Nella sua prima foto da miglior esordiente di sempre mostra due bicipiti scolpiti, gli stessi che a distanza di tre anni da quell’esordio si notano nelle foto già iconiche dei suoi urli liberatori dopo la vittoria agli europei di maratona del 13 aprile 2025, e dopo il bronzo al mondiale di Tokyo 2025. Delle sette medaglie che hanno fatto della spedizione azzurra a Tokyo la più vincente di sempre, la sua è stata una di quelle accolte con il plauso maggiore, un po’ in controtendenza rispetto a quello che ci saremmo aspettati dai gusti del pubblico italiano in fatto di atletica. Anche lui ne è stupito in positivo, mi confessa.
Ho avuto l’opportunità di chiacchierare con Iliass Aouani in un’intervista, in cui abbiamo affrontato (tra gli altri) i temi della delusione, delle promesse da mantenere, della fede, dei trend interni al mondo della corsa e dell’impegno sociale degli atleti.

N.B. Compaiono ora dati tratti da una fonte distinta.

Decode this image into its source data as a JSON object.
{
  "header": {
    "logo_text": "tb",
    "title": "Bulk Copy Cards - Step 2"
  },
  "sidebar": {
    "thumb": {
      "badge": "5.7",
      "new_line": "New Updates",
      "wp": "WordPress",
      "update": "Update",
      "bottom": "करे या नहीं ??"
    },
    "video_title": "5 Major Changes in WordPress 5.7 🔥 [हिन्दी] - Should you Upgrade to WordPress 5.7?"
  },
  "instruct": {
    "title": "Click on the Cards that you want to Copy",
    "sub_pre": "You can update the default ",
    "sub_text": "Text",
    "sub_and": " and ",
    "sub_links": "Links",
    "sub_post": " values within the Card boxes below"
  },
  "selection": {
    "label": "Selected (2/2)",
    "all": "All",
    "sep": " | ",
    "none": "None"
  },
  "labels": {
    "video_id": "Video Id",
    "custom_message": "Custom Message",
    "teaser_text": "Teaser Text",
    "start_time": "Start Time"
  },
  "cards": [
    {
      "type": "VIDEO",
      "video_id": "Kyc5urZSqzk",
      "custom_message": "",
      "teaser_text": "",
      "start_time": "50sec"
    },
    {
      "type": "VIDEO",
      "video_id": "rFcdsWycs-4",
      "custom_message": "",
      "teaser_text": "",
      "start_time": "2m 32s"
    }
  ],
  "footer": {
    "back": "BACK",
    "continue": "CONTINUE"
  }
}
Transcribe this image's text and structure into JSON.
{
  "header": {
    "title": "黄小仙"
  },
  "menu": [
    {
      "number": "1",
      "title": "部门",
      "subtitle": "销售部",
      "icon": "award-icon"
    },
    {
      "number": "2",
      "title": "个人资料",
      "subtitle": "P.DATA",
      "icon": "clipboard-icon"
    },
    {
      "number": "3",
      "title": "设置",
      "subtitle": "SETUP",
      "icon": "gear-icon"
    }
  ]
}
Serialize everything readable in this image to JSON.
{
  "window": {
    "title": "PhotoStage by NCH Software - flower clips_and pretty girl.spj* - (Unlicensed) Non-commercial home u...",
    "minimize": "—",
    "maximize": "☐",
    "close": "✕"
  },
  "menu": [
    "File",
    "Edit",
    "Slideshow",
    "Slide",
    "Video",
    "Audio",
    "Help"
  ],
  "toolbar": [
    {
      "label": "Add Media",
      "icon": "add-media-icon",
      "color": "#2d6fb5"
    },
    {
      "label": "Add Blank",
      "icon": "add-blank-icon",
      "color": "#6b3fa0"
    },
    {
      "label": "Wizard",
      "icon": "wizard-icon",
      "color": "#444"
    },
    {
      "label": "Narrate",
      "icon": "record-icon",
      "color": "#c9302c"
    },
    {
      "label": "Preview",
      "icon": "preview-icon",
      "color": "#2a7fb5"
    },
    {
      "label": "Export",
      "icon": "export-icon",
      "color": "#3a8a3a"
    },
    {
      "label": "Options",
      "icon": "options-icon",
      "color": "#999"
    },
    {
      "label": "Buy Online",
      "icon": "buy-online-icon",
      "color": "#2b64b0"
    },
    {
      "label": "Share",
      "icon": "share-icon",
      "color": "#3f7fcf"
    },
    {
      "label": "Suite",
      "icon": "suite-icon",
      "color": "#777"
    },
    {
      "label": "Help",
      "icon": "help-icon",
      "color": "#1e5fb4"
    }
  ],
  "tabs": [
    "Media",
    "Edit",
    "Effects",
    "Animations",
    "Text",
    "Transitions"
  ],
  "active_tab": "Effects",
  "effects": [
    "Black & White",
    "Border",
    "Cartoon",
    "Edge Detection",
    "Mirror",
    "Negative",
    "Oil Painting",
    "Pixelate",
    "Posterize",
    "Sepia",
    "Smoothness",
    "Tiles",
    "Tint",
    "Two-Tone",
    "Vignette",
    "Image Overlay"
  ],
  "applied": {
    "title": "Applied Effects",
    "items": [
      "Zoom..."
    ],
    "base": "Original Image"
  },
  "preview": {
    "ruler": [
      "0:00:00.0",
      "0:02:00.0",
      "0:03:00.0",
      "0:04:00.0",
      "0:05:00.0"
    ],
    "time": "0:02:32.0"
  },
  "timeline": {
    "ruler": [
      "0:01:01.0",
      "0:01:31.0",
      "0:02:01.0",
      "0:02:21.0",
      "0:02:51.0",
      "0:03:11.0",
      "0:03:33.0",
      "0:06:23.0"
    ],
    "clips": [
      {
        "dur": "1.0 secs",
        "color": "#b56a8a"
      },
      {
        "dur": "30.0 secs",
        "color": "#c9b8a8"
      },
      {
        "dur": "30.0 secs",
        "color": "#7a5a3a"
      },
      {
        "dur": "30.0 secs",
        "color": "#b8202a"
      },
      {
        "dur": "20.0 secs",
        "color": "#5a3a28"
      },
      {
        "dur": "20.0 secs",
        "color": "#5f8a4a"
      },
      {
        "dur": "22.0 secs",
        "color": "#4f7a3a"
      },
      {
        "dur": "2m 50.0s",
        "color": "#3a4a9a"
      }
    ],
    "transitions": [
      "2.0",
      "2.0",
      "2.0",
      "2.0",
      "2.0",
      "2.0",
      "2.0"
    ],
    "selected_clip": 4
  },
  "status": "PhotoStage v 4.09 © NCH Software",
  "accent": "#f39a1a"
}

Raccontami di questi due mesi dopo il tuo bronzo mondiale. Il tuo nome è uscito dalla bolla degli appassionati dell’atletica, come ti fa sentire? Come la vivi?
La mia personalità è molto pacata, forse anche zen. Non posso dire di viverla in maniera diversa da come ho sempre fatto. Semmai mi accorgessi di viverla in maniera diversa, mi sforzerei per far sì che non sia comunque troppo diversa dal solito, perché sento che questo mio modo di fare è uno degli elementi che mi hanno portato al successo, e quindi non ha senso cambiarlo. Non voglio che questo mio successo ai Mondiali cambi qualcosa di come sono. Magari ora sono più ricercato, che sia per fare interviste o altro, ma so che forse è solo un momento che passerà.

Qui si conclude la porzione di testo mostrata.